As most of you know I don’t have any children and have always maintained that it’s by choice. Those of you who know me very well will know that I was told at an early age (18) that I couldn’t carry full term and therefore wouldn’t be able to have children. The reason I’m saying this now is that it’s been very much in my mind recently. I sway from being grateful that I don’t have children or a partner who would be seeing me go through this journey or indeed that I may one day have to leave prematurely. The spin side of the coin is that without them, I don’t have the same drive to stay positive and fight. Equally I’m every now and then acutely aware that I don’t have access to that unconditional love, hugs and warmth that you get from children and partner or the comfort and safety as you fall asleep in the arms of a loved one.
Thanks for listening (well, reading) and apologies if this seems a little too much truth for one entry – thank heavens you can’t read my mind! I feel better for having put this down on ‘virtual’ paper. I do have some truly tremendous friends and family but some things are just too damn difficult to say face-to-face without sounding like a victim. I often never get to the reasons why my mind has reached a conclusion but on ‘paper’ I have a little more confidence to voice my thoughts and perhaps this written blog will help you understand my journey and I suspect other survivors.
Right-O – face on, lippy on and smile Wolbag… atta-girl.
Back on the rollercoaster
Well I chased up what was happening and was eventually informed that I ‘had been overlooked’. I can’t tell you how many times my heart skips a beat or drops through my stomach when I’ve been told that or hear those all too familiar phrases ‘what is phyllodes?’ or ‘I’ve never dealt with one of these before’. I go from being angry and anxious to being tearful and feeling utterly broken. This really is a rollercoaster and those of you who know me well, know I hate rollercoasters! I so truly just want to get off now.
I’m going back to work on Monday and had hoped that this would have all been over by the end of 2010 and that I would have had a few healthy weeks to have fun and catch up with friends before going back to work. The company has moved offices this week to, so I go back to my old job in a new location and can’t help but feel that it’ll be like starting a new job but with the knowledge that I know what the job is!

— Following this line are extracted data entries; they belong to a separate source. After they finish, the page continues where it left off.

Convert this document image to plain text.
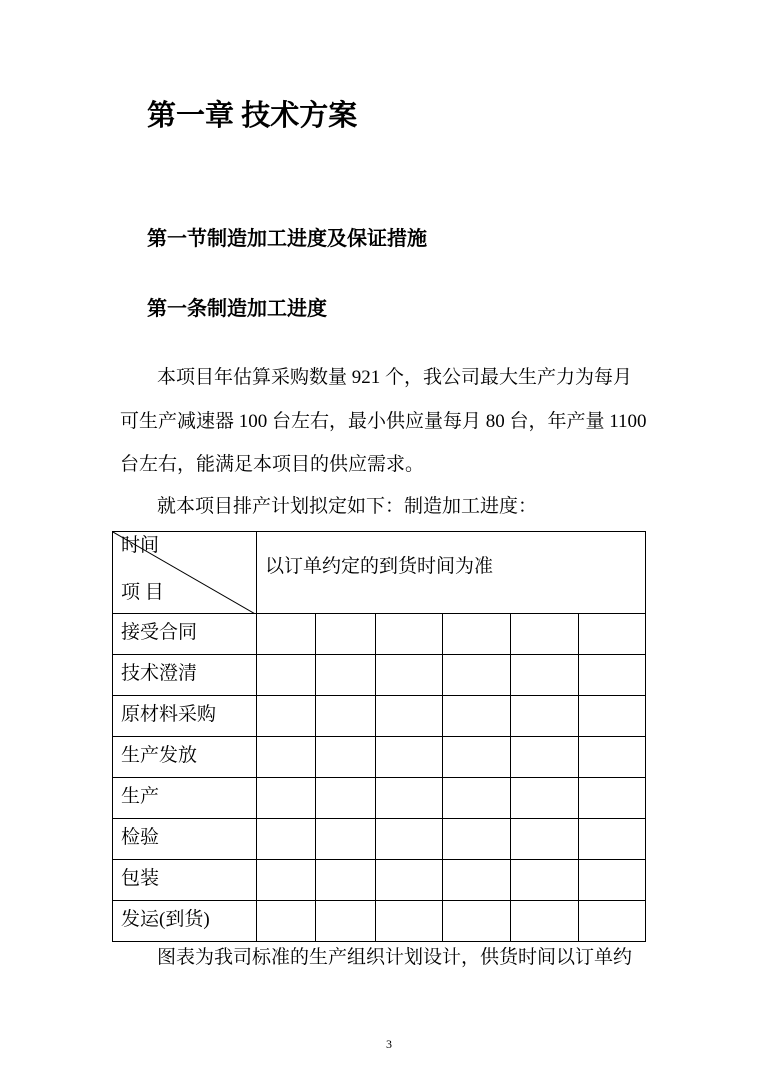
第一章 技术方案
第一节制造加工进度及保证措施
第一条制造加工进度
本项目年估算采购数量 921 个，我公司最大生产力为每月
可生产减速器 100 台左右，最小供应量每月 80 台，年产量 1100
台左右，能满足本项目的供应需求。
就本项目排产计划拟定如下：制造加工进度：
时间
项 目	以订单约定的到货时间为准					
接受合同						
技术澄清						
原材料采购						
生产发放						
生产						
检验						
包装						
发运(到货)						
图表为我司标准的生产组织计划设计，供货时间以订单约
3
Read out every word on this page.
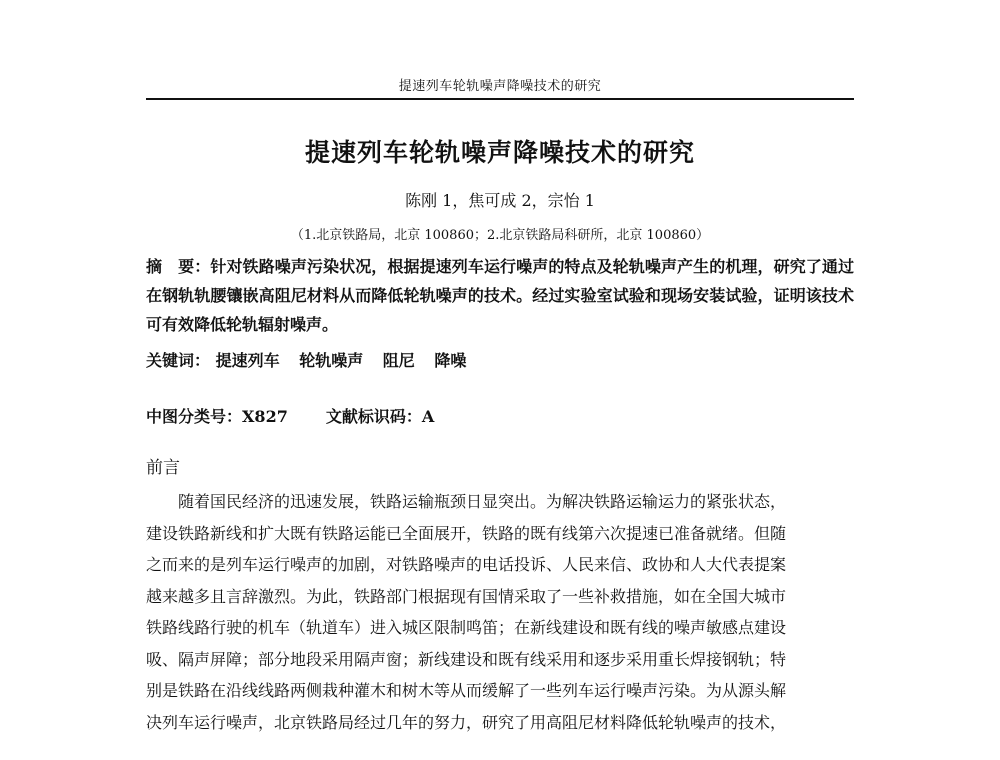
提速列车轮轨噪声降噪技术的研究
提速列车轮轨噪声降噪技术的研究
陈刚 1，焦可成 2，宗怡 1
（1.北京铁路局，北京 100860；2.北京铁路局科研所，北京 100860）
摘　要：针对铁路噪声污染状况，根据提速列车运行噪声的特点及轮轨噪声产生的机理，研究了通过在钢轨轨腰镶嵌高阻尼材料从而降低轮轨噪声的技术。经过实验室试验和现场安装试验，证明该技术可有效降低轮轨辐射噪声。
关键词： 提速列车 轮轨噪声 阻尼 降噪
中图分类号：X827 文献标识码：A
前言
随着国民经济的迅速发展，铁路运输瓶颈日显突出。为解决铁路运输运力的紧张状态，
建设铁路新线和扩大既有铁路运能已全面展开，铁路的既有线第六次提速已准备就绪。但随
之而来的是列车运行噪声的加剧，对铁路噪声的电话投诉、人民来信、政协和人大代表提案
越来越多且言辞激烈。为此，铁路部门根据现有国情采取了一些补救措施，如在全国大城市
铁路线路行驶的机车（轨道车）进入城区限制鸣笛；在新线建设和既有线的噪声敏感点建设
吸、隔声屏障；部分地段采用隔声窗；新线建设和既有线采用和逐步采用重长焊接钢轨；特
别是铁路在沿线线路两侧栽种灌木和树木等从而缓解了一些列车运行噪声污染。为从源头解
决列车运行噪声，北京铁路局经过几年的努力，研究了用高阻尼材料降低轮轨噪声的技术，
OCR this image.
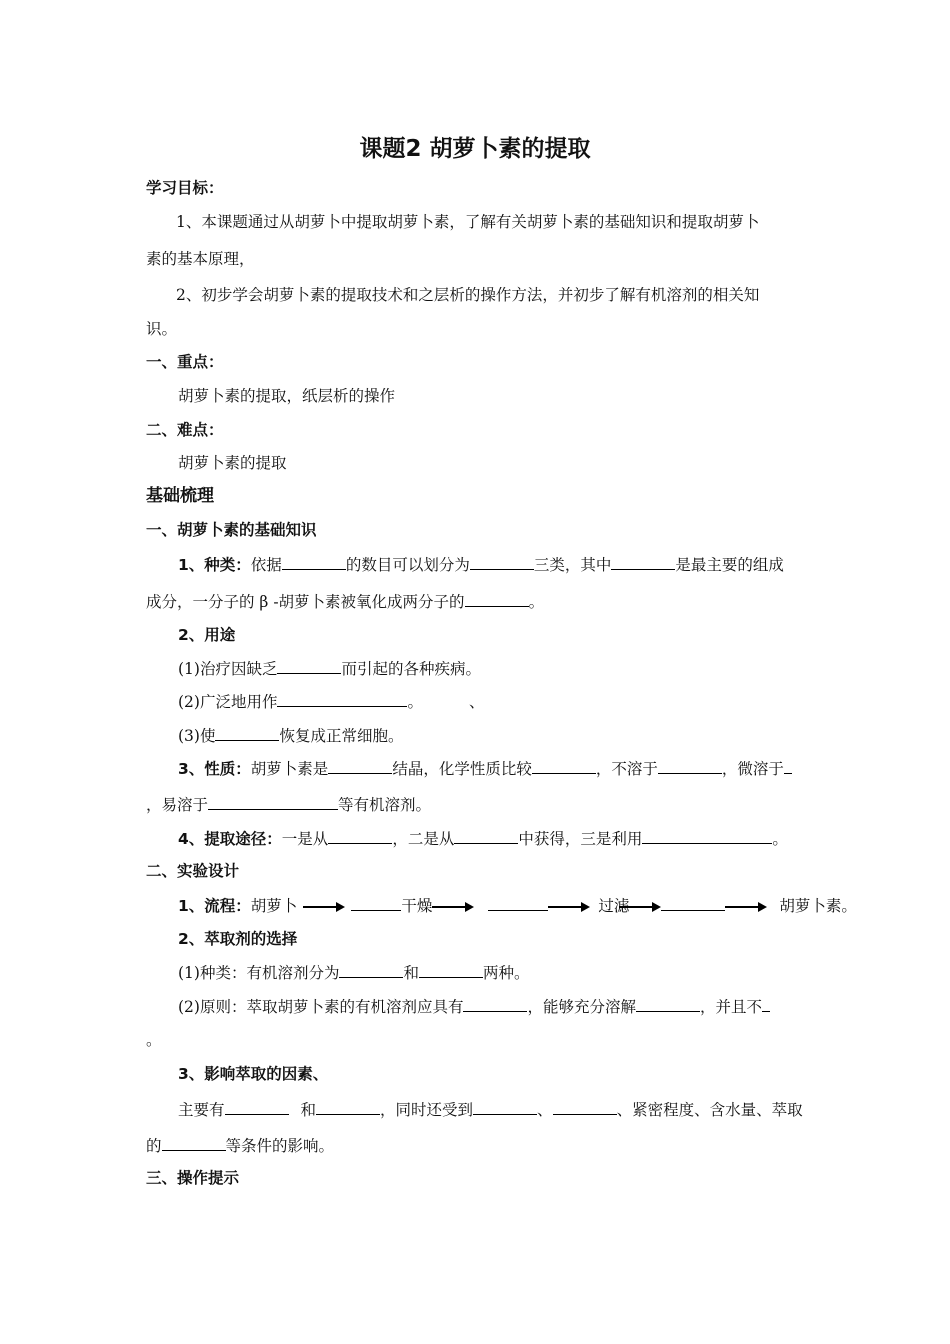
课题2 胡萝卜素的提取
学习目标：
1、本课题通过从胡萝卜中提取胡萝卜素，了解有关胡萝卜素的基础知识和提取胡萝卜
素的基本原理，
2、初步学会胡萝卜素的提取技术和之层析的操作方法，并初步了解有机溶剂的相关知
识。
一、重点：
胡萝卜素的提取，纸层析的操作
二、难点：
胡萝卜素的提取
基础梳理
一、胡萝卜素的基础知识
1、种类：依据	的数目可以划分为	三类，其中	是最主要的组成
成分，一分子的 β -胡萝卜素被氧化成两分子的	。
2、用途
(1)治疗因缺乏	而引起的各种疾病。
(2)广泛地用作	。	、
(3)使	恢复成正常细胞。
3、性质：胡萝卜素是	结晶，化学性质比较	，不溶于	，微溶于
，易溶于	等有机溶剂。
4、提取途径：一是从	，二是从	中获得，三是利用	。
二、实验设计
1、流程：胡萝卜	干燥	过滤	胡萝卜素。
2、萃取剂的选择
(1)种类：有机溶剂分为	和	两种。
(2)原则：萃取胡萝卜素的有机溶剂应具有	，能够充分溶解	，并且不
。
3、影响萃取的因素、
主要有	和	，同时还受到	、	、紧密程度、含水量、萃取
的	等条件的影响。
三、操作提示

This morning I received the call I had expected last week to set up the appointment with a senior breast oncologist at the Marsden in Chelsea on Tuesday. I presume that the results are in from the re-slicing and re-dicing of my pathology and once again wait apprehensively for Tuesday’s appointment to arrive. I also have a number of questions about my condition including whether the tumour was hormone receptor positive or negative, if clear margins were obtained and why the classification isn’t entered into the NHS database. And of course what the odds are of this cancer recurring or metastasing to other parts of my body.
So that’ll be Tuesday afternoon taken care of and on Wednesday I have my first follow up appointment with my surgeon. What a fantastic first week back at work and so much for moving on with my life. I am, however, relieved to be seeing my surgeon (and my Macmillan nurse) as I will be able to ask him if the pains that I’ve been experiencing really are the tissue reshuffling or the scarring of the previous surgeries twinging and not, as my mind tells me, anything more onerous. At least I know the drill at that hospital and am assured that if there are concerns they will do the tests and scans that are needed to check.
Well time to knuckle down, prepare to go back to work and once more wait for my appointments and any further news.